For safe powered descent, you need to be able to hover, which means that thrust = lunar weight. Lunar weight = 222t * 1.62 m/s^2 = 360 kN. But a single SL Raptor running in vacuum is going to generate about 1830 kN (this is a bit of a SWAG, but it's definitely more than 1700 and less than 1900), so you can only land with a single engine throttled to 20%, which is right at the very bottom of the stated design range for the Raptor.
And you simply can't do it if you're adhering to the "two-engine fail-safe" criterion that Elon's been touting. To get to that, you have to have 444t of wet mass to the surface, which would be 232t of payload, which is more payload than you can launch to LEO.
My guess is that, if they really want to go after all of these markets (Earth orbital, Earth point-to-point, Martian interplanetary, lunar), they're going to need at least three variants:
1) The current plan of record: 4 Raptor vac, 2 Raptor SL, and the 1 Raptor intermediate that Musk talked about in the reddit AMA. This'll handle Earth orbital (both up and down) and Martian.
2) A single-stage-to-suborbit version with Raptor intermediate engines for Earth point-to-point, to make something safe enough to pass common carrier regulatory standards. Per the analysis up above, this is right on the hairy edge of feasible, and may require some additional structural compromises.
3) A lunar version, similar to #1, but with the three center engines replaced by a sub-scale Raptor that only generates about 800 kN of max thrust. That'll let it land light payloads on the Moon but still also handle a small amount of lunar down-mass (a crew, for instance) to land fail-safe on Earth.
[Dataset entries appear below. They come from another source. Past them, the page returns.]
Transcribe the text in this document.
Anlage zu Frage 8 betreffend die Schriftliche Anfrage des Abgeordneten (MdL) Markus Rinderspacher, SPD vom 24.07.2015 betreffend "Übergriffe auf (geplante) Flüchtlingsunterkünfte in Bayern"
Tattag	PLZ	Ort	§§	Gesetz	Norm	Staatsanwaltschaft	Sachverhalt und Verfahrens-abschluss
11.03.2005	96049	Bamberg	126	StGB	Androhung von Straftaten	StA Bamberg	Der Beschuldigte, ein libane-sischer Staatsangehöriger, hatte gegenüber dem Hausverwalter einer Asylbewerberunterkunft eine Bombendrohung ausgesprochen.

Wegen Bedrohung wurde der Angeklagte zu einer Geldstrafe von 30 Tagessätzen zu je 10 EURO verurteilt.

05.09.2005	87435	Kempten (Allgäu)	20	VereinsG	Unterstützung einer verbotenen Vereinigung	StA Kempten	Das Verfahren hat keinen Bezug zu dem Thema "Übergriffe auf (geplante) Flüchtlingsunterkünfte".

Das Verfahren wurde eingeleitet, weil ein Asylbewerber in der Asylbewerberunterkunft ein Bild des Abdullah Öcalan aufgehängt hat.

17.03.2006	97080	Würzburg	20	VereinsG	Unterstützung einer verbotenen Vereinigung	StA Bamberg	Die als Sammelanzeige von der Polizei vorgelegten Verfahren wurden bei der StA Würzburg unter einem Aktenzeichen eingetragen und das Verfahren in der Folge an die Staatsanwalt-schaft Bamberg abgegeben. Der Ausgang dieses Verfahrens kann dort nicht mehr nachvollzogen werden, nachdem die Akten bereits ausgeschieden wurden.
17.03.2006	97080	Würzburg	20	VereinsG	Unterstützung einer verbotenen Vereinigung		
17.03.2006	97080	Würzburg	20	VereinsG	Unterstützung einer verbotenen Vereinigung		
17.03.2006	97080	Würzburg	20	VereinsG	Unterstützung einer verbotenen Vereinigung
If they can figure out how to do the SSTSO on only seven intermediate engines, they could use a single common thrust structure and just mix-and-match engines. Again, that needs a lot of analysis to figure if it's possible, but this whole idea of launching passengers on a regular basis with a booster that contains 31 fate-shared rocket engines and no launch escape is just silly. It's bad enough with only seven engines, but that's at least on the outer edge of sane.